De toutes les disciplines, la science économique a été la première à intégrer la dimension du risque. En posant l'hypothèse de la rationalité des agents, elle
assimile, dans ses développements récents, les individus à des joueurs qui cherchent à optimiser leurs gains (4). Les décisions prises dans un univers
d'incertitude (comme les placements boursiers) inspirent des tentatives de modélisation toujours plus sophistiquées.
Par la suite, différentes disciplines, comme la psychopathologie, se sont penchées sur le risque dans le monde du travail. A partir des années 70-80, des travaux
renouvellent les approches en terme de prédisposition aux accidents, en s'attachant à comprendre les attitudes de défi ou de déni qu'on observe dans certains
corps de métier. D'autres études ont cherché à évaluer le facteur humain dans le déclenchement d'un accident. Le management n'est pas en reste. En réponse
aux situations de crise et à l'environnement incertain dans lequel l'entreprise est amenée à évoluer se sont développées de nouvelles approches managériales
(riskmanagement). Dans le sillage des travaux de la Britannique Mary Douglas, anthropologues et sociologues se sont attachés à étudier les différences de
perception du risque. Plus récemment, les géographes ont souligné la dimension sociale sinon humaine des risques naturels, en pointant notamment les
conséquences néfastes d'urbanisations incontrôlées. Bien des catastrophes, expliquent-ils, auraient pu être évitées si des populations n'avaient pas été
encouragées à se concentrer dans des zones à risques. Ce que Rousseau avait déjà suggéré au xviiie siècle à la suite de l'incendie de Lisbonne en 1755...
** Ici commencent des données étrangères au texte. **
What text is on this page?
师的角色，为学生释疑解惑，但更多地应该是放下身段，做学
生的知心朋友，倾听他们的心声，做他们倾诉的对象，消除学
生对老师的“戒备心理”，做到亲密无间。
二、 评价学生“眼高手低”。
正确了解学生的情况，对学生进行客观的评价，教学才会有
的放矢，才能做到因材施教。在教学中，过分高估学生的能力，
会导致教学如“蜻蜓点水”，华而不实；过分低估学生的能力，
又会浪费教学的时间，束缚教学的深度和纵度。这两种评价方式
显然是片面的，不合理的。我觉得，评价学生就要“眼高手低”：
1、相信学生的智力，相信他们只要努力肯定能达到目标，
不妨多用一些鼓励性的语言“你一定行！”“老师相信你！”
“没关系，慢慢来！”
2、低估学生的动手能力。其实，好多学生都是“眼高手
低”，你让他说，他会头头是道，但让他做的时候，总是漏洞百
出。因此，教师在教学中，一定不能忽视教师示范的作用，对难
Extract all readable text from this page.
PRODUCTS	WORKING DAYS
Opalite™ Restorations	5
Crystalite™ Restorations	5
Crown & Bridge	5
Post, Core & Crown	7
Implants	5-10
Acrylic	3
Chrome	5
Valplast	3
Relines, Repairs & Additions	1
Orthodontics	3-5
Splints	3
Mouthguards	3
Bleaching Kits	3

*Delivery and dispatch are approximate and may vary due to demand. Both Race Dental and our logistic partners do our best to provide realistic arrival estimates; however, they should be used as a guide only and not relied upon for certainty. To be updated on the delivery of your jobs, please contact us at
Aujourd'hui plus que jamais, le contexte favorise des approches pluridisciplinaires ou le développement de nouvelles disciplines (préventique, cindynique...). Dans
cette perspective, le risque se révèle plus complexe que ne le suggère sa conception purement probabiliste. Pour avoir une base objective, le risque n'en est pas
moins aussi subjectif. Les représentations que l'on s'en fait varient selon l'âge, les milieux professionnels, les circonstances... Ainsi se comprend mieux un autre
paradoxe : d'un côté, des sociétés hypersensibles au risque, de l'autre, la valorisation de prises de risque plus ou moins inconsidérées.
NOTES
1
Sources : OMS, Inserm.
2
Voir P.-N. Giraud, Le Commerce des promesses, Seuil, 2001.
3
P. Trinquet, Maîtriser les risques du travail, Puf, 1996.
4
En 1953, Maurice Allais publie Le Comportement de l'homme rationnel devant le risque.